Konuyla ilgili ayette Allah şu şekilde buyrulmaktadır:
Denizler, tutuşturulduğu zaman. (Tekvir Suresi, 6)
Yaşanan olaylar sonucu karada olduğu gibi denizde de yaşam son bulacaktır. Normal şartlarda serinlik ve rahatlık hissi veren denizler, bir anda etrafa müthiş bir sıcaklık yayacaktır. Denizlerde dev dalgalar yerine alev bulutları yer alacak, havadaki duman oksijeni büyük oranda tüketecektir. Uçsuz bucaksız denizlerin alev alev yanan ve şiddetle fokurdayan görüntüsü, dünyanın geniş bir alanına hakim olacak ve pek çok felaketi de beraberinde getirecektir.
Denizlerin Taşması
Kuran'da kıyamet günü gerçekleşeceği bildirilen olaylardan biri de denizlerin taşmasıdır.
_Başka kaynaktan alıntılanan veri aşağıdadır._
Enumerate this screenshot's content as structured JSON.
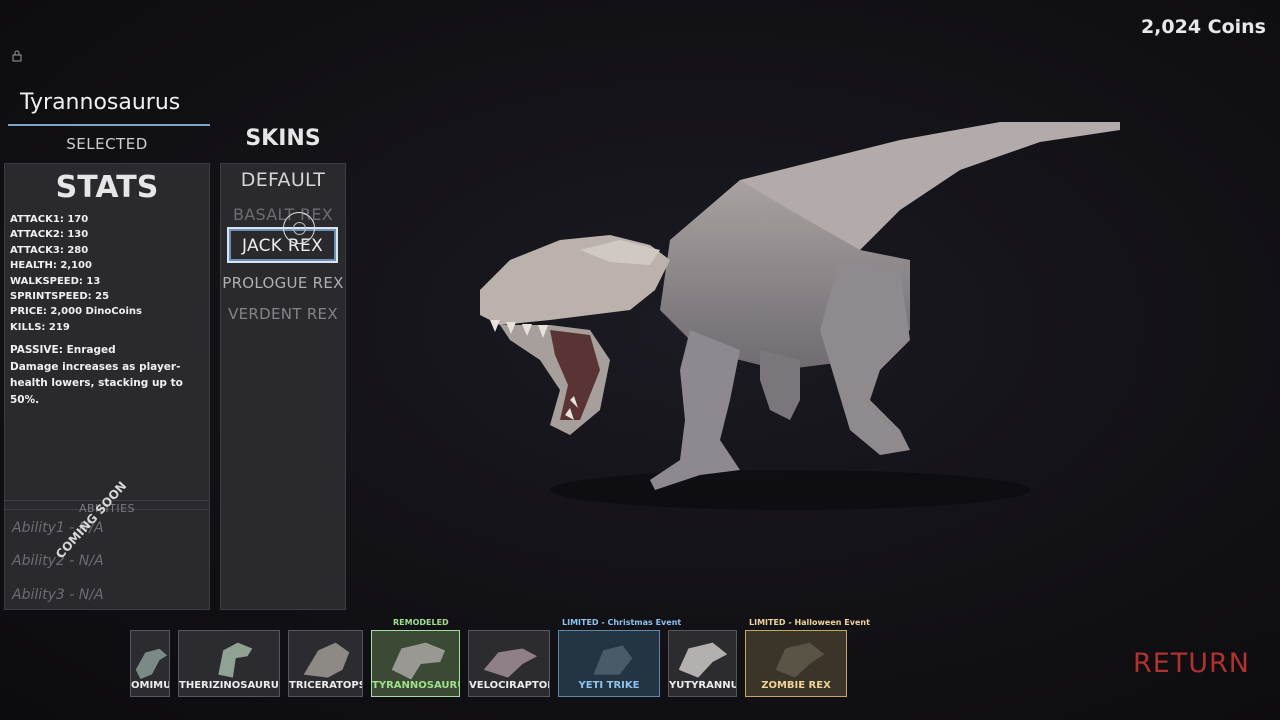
{
  "header": {
    "coins": "2,024 Coins"
  },
  "dino": {
    "name": "Tyrannosaurus",
    "status": "SELECTED"
  },
  "stats": {
    "title": "STATS",
    "lines": [
      "ATTACK1: 170",
      "ATTACK2: 130",
      "ATTACK3: 280",
      "HEALTH: 2,100",
      "WALKSPEED: 13",
      "SPRINTSPEED: 25",
      "PRICE: 2,000 DinoCoins",
      "KILLS: 219"
    ],
    "passive_title": "PASSIVE: Enraged",
    "passive_desc": "Damage increases as player-health lowers, stacking up to 50%.",
    "abilities_title": "ABILITIES",
    "abilities": [
      "Ability1 - N/A",
      "Ability2 - N/A",
      "Ability3 - N/A"
    ],
    "coming_soon": "COMING SOON"
  },
  "skins": {
    "title": "SKINS",
    "items": [
      "DEFAULT",
      "BASALT REX",
      "JACK REX",
      "PROLOGUE REX",
      "VERDENT REX"
    ],
    "highlighted": "JACK REX"
  },
  "roster": [
    {
      "label": "OMIMUS",
      "tag": ""
    },
    {
      "label": "THERIZINOSAURUS",
      "tag": ""
    },
    {
      "label": "TRICERATOPS",
      "tag": ""
    },
    {
      "label": "TYRANNOSAURUS",
      "tag": "REMODELED",
      "selected": true
    },
    {
      "label": "VELOCIRAPTOR",
      "tag": ""
    },
    {
      "label": "YETI TRIKE",
      "tag": "LIMITED - Christmas Event"
    },
    {
      "label": "YUTYRANNUS",
      "tag": ""
    },
    {
      "label": "ZOMBIE REX",
      "tag": "LIMITED - Halloween Event"
    }
  ],
  "footer": {
    "return": "RETURN"
  },
  "colors": {
    "accent_blue": "#7fa6c8",
    "selected_green": "#9fe08d",
    "return_red": "#b0322c",
    "yeti_blue": "#8dc3ee",
    "zombie_gold": "#efd39a"
  }
}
Bu gerçek bizlere ayetlerde şu şekilde haber verilmektedir:
Denizler, fışkırtılıp-taşırıldığı zaman... (İnfitar Suresi, 3)
O gün Allah'ın dilemesi ile karadan gelecek olan felaketlere denizlerden gelenler de eklenecektir. Böyle bir felaketin ve bunun gibi diğerlerinin gerçekleşmesi için kuşkusuz Allah'ın dilemesi yeterlidir. Allah, sadece "Ol" emri ile yoktan var ettiği yeryüzünü çeşitli şekillerde yerle bir etmeye kadirdir. Bunları gerçekleştirebilecek muhtemel sebepler ise bizler için yalnızca birer hatırlatıcı, Allah'a yakınlaşmak ve O'nun azabından korku duymak için birer yoldur. Bu olayların nasıl gerçekleşeceğinin, sebeplerinin ne olacağının bilgisi yalnızca Allah'ın katındadır. Belki hiçbir sebep olmayacak, birdenbire kıyametin tüm belirtileri gerçekleşmeye başlayacaktır. Bu nedenle de, bu bölümde verilen örnekler sadece birer tahminden ibarettir.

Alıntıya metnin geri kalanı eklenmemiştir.